Non c'è nessun ateneo italiano tra i migliori cento al mondo, ma se ne contano almeno 42 se si considerano i migliori mille. E bisogna scendere al posto 153 per trovare la prima italiana, che si conferma anche quest'anno La Sapienza di Roma.
Emerge dalla classifica accademica mondiale delle università 2026, pubblicata oggi da ShanghaiRanking Consultancy, organizzazione indipendente che cura uno dei ranking più importanti del settore.
La graduatoria considera le migliori 1000 università mondiali su oltre 2500 censite: le statunitensi occupano otto delle prime 10 posizioni a livello mondiale e l'intero podio: Harvard si conferma al primo posto, seguita dall'Università di Stanford e dal Massachusetts Institute of Technology.
Quarta l'Università di Cambridge, mentre l'Università della California, Berkeley, completa la top five mondiale.

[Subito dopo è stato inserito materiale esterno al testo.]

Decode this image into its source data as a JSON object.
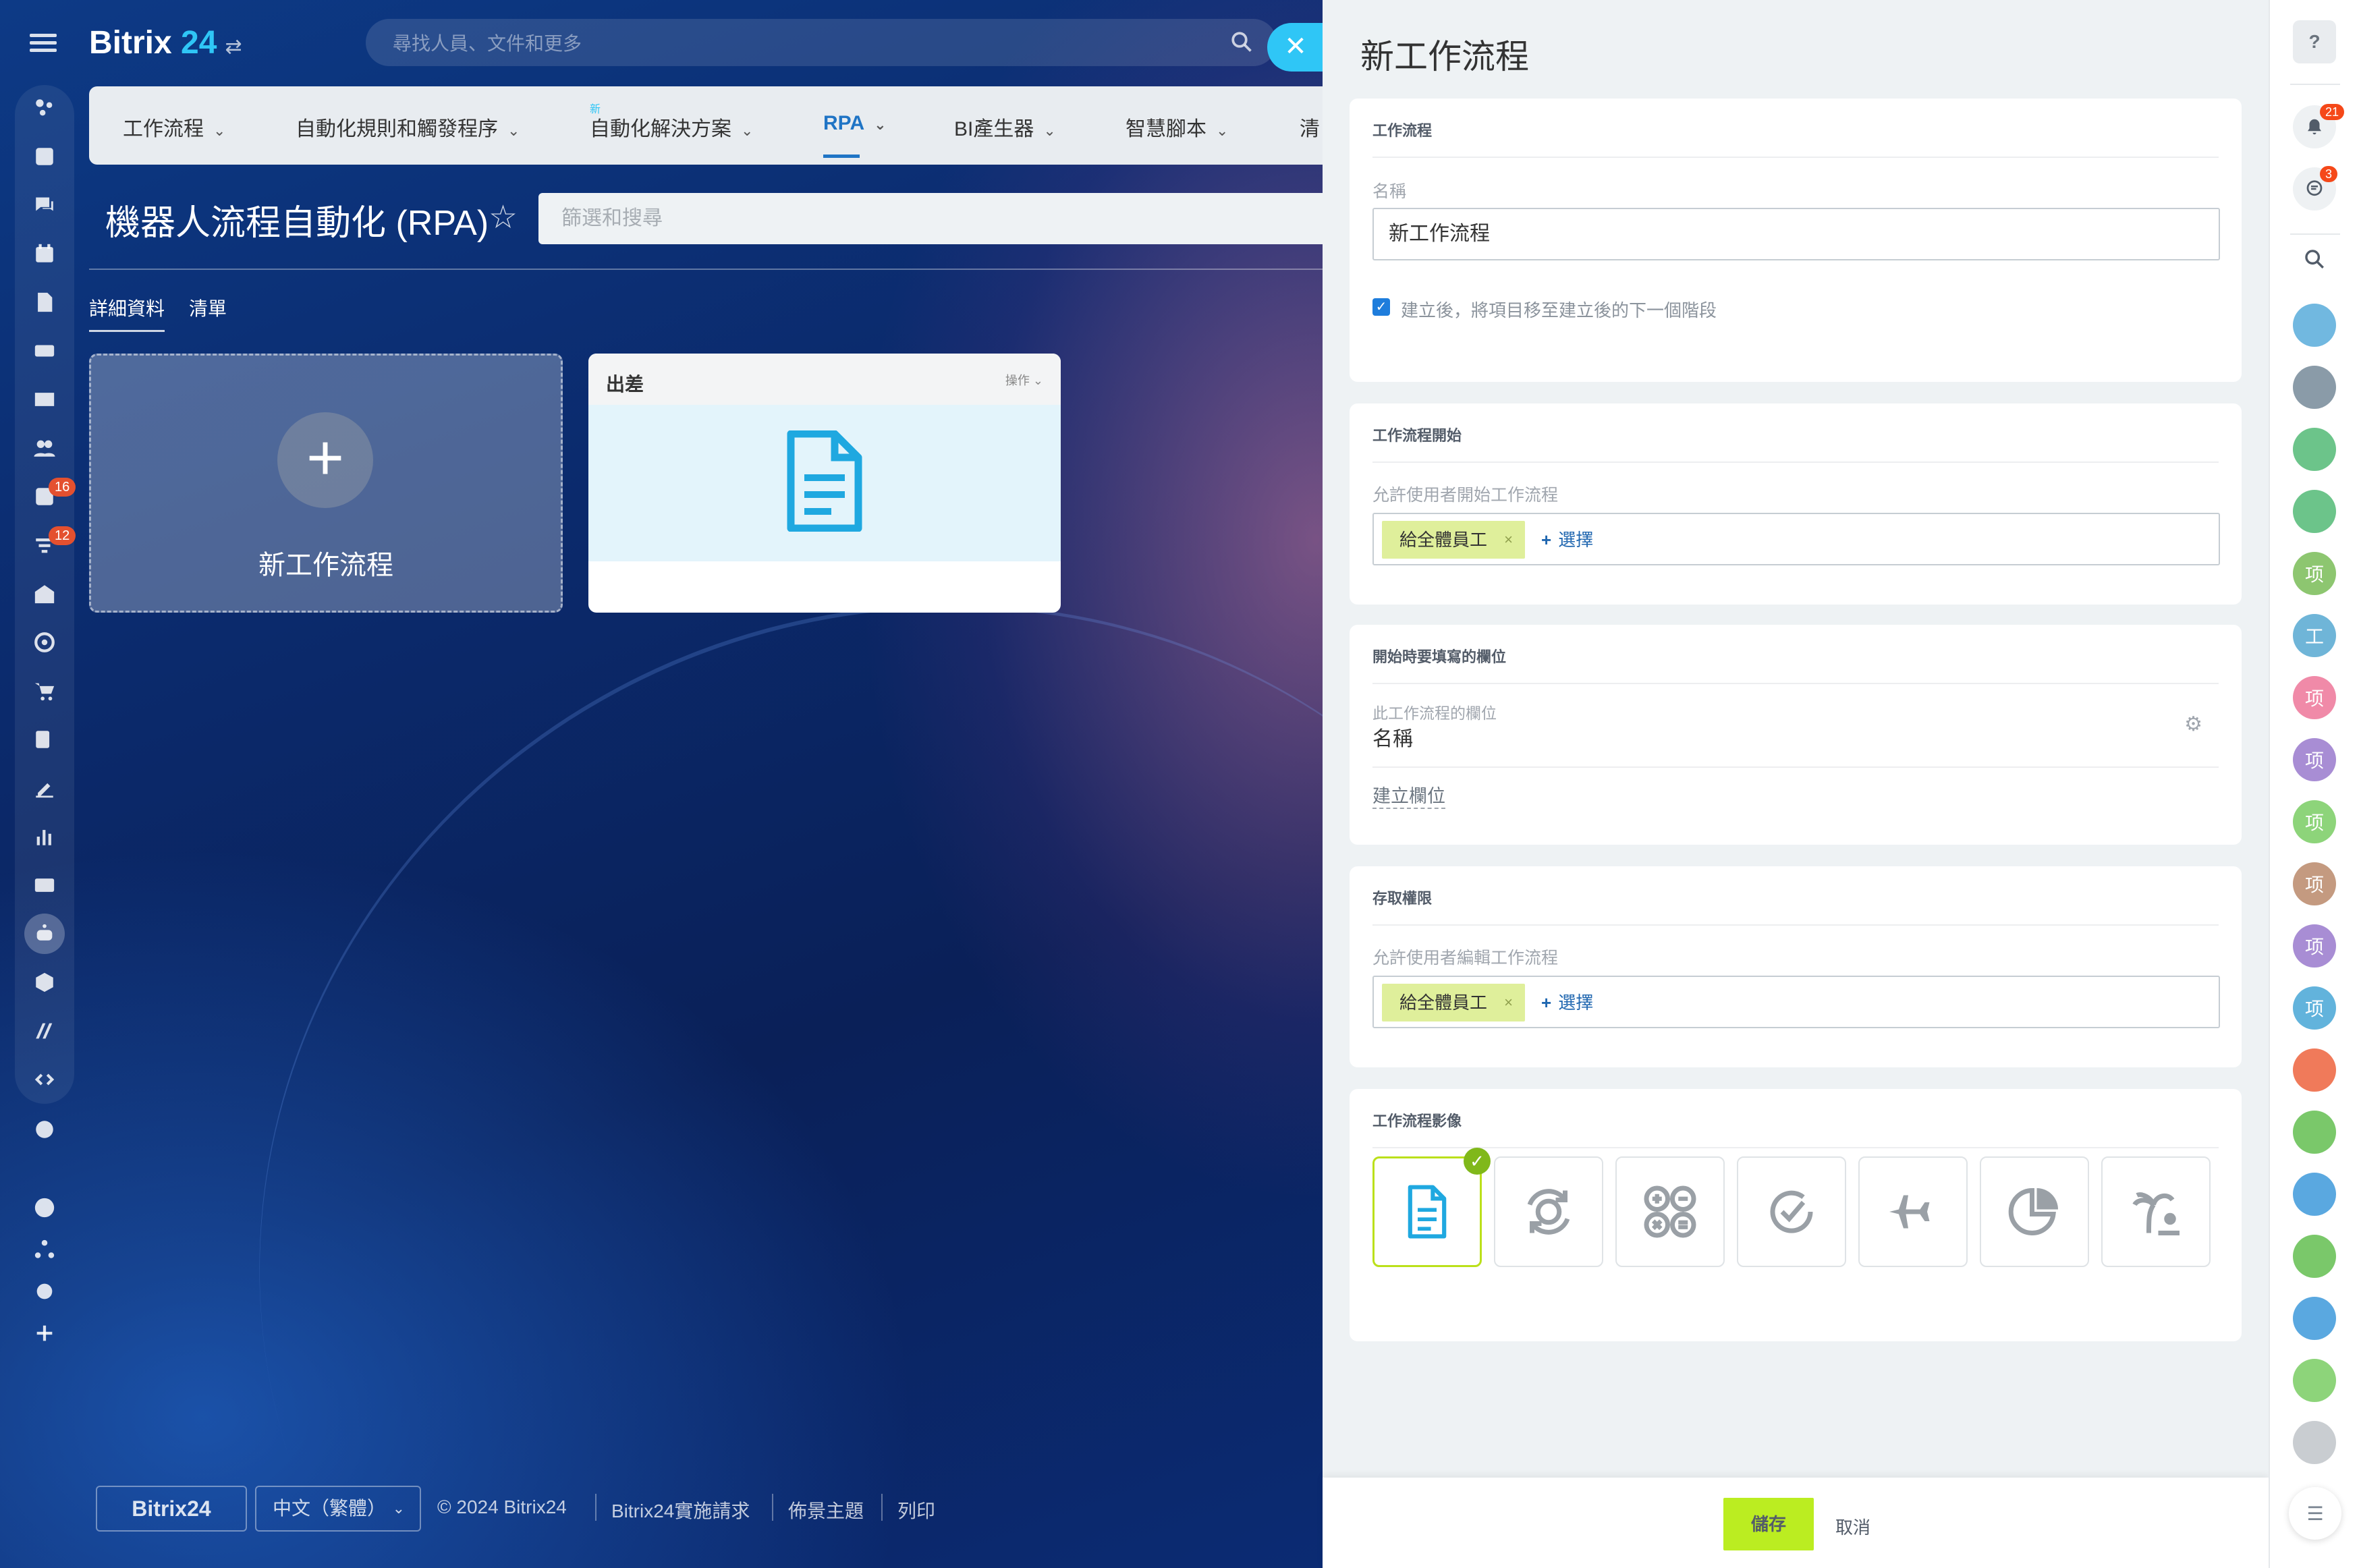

Il Regno Unito vanta due università nella top 10 (Cambridge e Oxford). L'Europa continentale è guidata dall'Università Paris-Saclay al 13esimo posto, seguita dal Politecnico di Zurigo al 19esimo.
I parametri di valutazione sono sei, tra cui i premi Nobel e le medaglie “Fields” di ex studenti o ricercatori, il numero di ricercatori citati secondo Clarivate Analytics, le pubblicazioni sulle riviste Nature e Science.